Isaac's task force, the Michigan PFAS Action Response Team, has overseen the delivery of alternative water to more than 1,600 households where PFAS was detected, as well as the installation of more than 700 household filtration systems, Isaacs said. 

The team has also funded $1.5 million in in-state laboratory upgrades to accelerate PFAS testing, she said. 

Isaacs was among those urging the federal government to move forward with additional research and setting an enforceable standard for PFAS in drinking water. 

“In full partnership with EPA, it would provide an additional tool that we could use together in looking at holding responsible parties responsible," she said. 

"We are currently working with EPA on enforcement actions, but if we had this new tool, it would be more effective. We might not need to go to court as often if we have established process that everyone knows about.”

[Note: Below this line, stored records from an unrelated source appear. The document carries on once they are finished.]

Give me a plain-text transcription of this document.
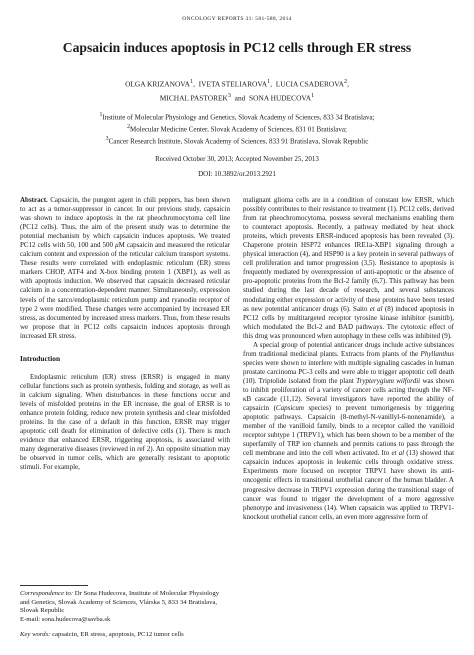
ONCOLOGY REPORTS 31: 581-588, 2014
Capsaicin induces apoptosis in PC12 cells through ER stress
OLGA KRIZANOVA$^1$,  IVETA STELIAROVA$^1$,  LUCIA CSADEROVA$^2$,
MICHAL PASTOREK$^3$ and SONA HUDECOVA$^1$
$^1$Institute of Molecular Physiology and Genetics, Slovak Academy of Sciences, 833 34 Bratislava;
$^2$Molecular Medicine Center, Slovak Academy of Sciences, 831 01 Bratislava;
$^3$Cancer Research Institute, Slovak Academy of Sciences, 833 91 Bratislava, Slovak Republic
Received October 30, 2013; Accepted November 25, 2013
DOI: 10.3892/or.2013.2921

Abstract. Capsaicin, the pungent agent in chili peppers, has been shown to act as a tumor-suppressor in cancer. In our previous study, capsaicin was shown to induce apoptosis in the rat pheochromocytoma cell line (PC12 cells). Thus, the aim of the present study was to determine the potential mechanism by which capsaicin induces apoptosis. We treated PC12 cells with 50, 100 and 500 μM capsaicin and measured the reticular calcium content and expression of the reticular calcium transport systems. These results were correlated with endoplasmic reticulum (ER) stress markers CHOP, ATF4 and X-box binding protein 1 (XBP1), as well as with apoptosis induction. We observed that capsaicin decreased reticular calcium in a concentration-dependent manner. Simultaneously, expression levels of the sarco/endoplasmic reticulum pump and ryanodin receptor of type 2 were modified. These changes were accompanied by increased ER stress, as documented by increased stress markers. Thus, from these results we propose that in PC12 cells capsaicin induces apoptosis through increased ER stress.

Introduction

Endoplasmic reticulum (ER) stress (ERSR) is engaged in many cellular functions such as protein synthesis, folding and storage, as well as in calcium signaling. When disturbances in these functions occur and levels of misfolded proteins in the ER increase, the goal of ERSR is to enhance protein folding, reduce new protein synthesis and clear misfolded proteins. In the case of a default in this function, ERSR may trigger apoptotic cell death for elimination of defective cells (1). There is much evidence that enhanced ERSR, triggering apoptosis, is associated with many degenerative diseases (reviewed in ref 2). An opposite situation may be observed in tumor cells, which are generally resistant to apoptotic stimuli. For example,

malignant glioma cells are in a condition of constant low ERSR, which possibly contributes to their resistance to treatment (1). PC12 cells, derived from rat pheochromocytoma, possess several mechanisms enabling them to counteract apoptosis. Recently, a pathway mediated by heat shock proteins, which prevents ERSR-induced apoptosis has been revealed (3). Chaperone protein HSP72 enhances IRE1a-XBP1 signaling through a physical interaction (4), and HSP90 is a key protein in several pathways of cell proliferation and tumor progression (3,5). Resistance to apoptosis is frequently mediated by overexpression of anti-apoptotic or the absence of pro-apoptotic proteins from the Bcl-2 family (6,7). This pathway has been studied during the last decade of research, and several substances modulating either expression or activity of these proteins have been tested as new potential anticancer drugs (6). Saito et al (8) induced apoptosis in PC12 cells by multitargeted receptor tyrosine kinase inhibitor (sunitib), which modulated the Bcl-2 and BAD pathways. The cytotoxic effect of this drug was pronounced when autophagy in these cells was inhibited (9).

A special group of potential anticancer drugs include active substances from traditional medicinal plants. Extracts from plants of the Phyllanthus species were shown to interfere with multiple signaling cascades in human prostate carcinoma PC-3 cells and were able to trigger apoptotic cell death (10). Triptolide isolated from the plant Trypterygium wilfordii was shown to inhibit proliferation of a variety of cancer cells acting through the NF-κB cascade (11,12). Several investigators have reported the ability of capsaicin (Capsicum species) to prevent tumorigenesis by triggering apoptotic pathways. Capsaicin (8-methyl-N-vanillyl-6-nonenamide), a member of the vanilloid family, binds to a receptor called the vanilloid receptor subtype 1 (TRPV1), which has been shown to be a member of the superfamily of TRP ion channels and permits cations to pass through the cell membrane and into the cell when activated. Ito et al (13) showed that capsaicin induces apoptosis in leukemic cells through oxidative stress. Experiments more focused on receptor TRPV1 have shown its anti-oncogenic effects in transitional urothelial cancer of the human bladder. A progressive decrease in TRPV1 expression during the transitional stage of cancer was found to trigger the development of a more aggressive phenotype and invasiveness (14). When capsaicin was applied to TRPV1-knockout urothelial cancer cells, an even more aggressive form of

Correspondence to: Dr Sona Hudecova, Institute of Molecular Physiology and Genetics, Slovak Academy of Sciences, Vlárska 5, 833 34 Bratislava, Slovak Republic
E-mail: sona.hudecova@savba.sk
Key words: capsaicin, ER stress, apoptosis, PC12 tumor cells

Isaacs said she would like to see the EPA work more closely with the Agency for Toxic Substances and Disease Registry to "strengthen the interface between health advice and the application of cleanup standards." 

She also said the U.S. Department of Agriculture should work with the states to better understand how PFAS compounds interact with the food chain, including research related to PFAS uptake within plants.

A Senate subcommittee is holding a similar hearing Sept. 26 on PFAS contaminants.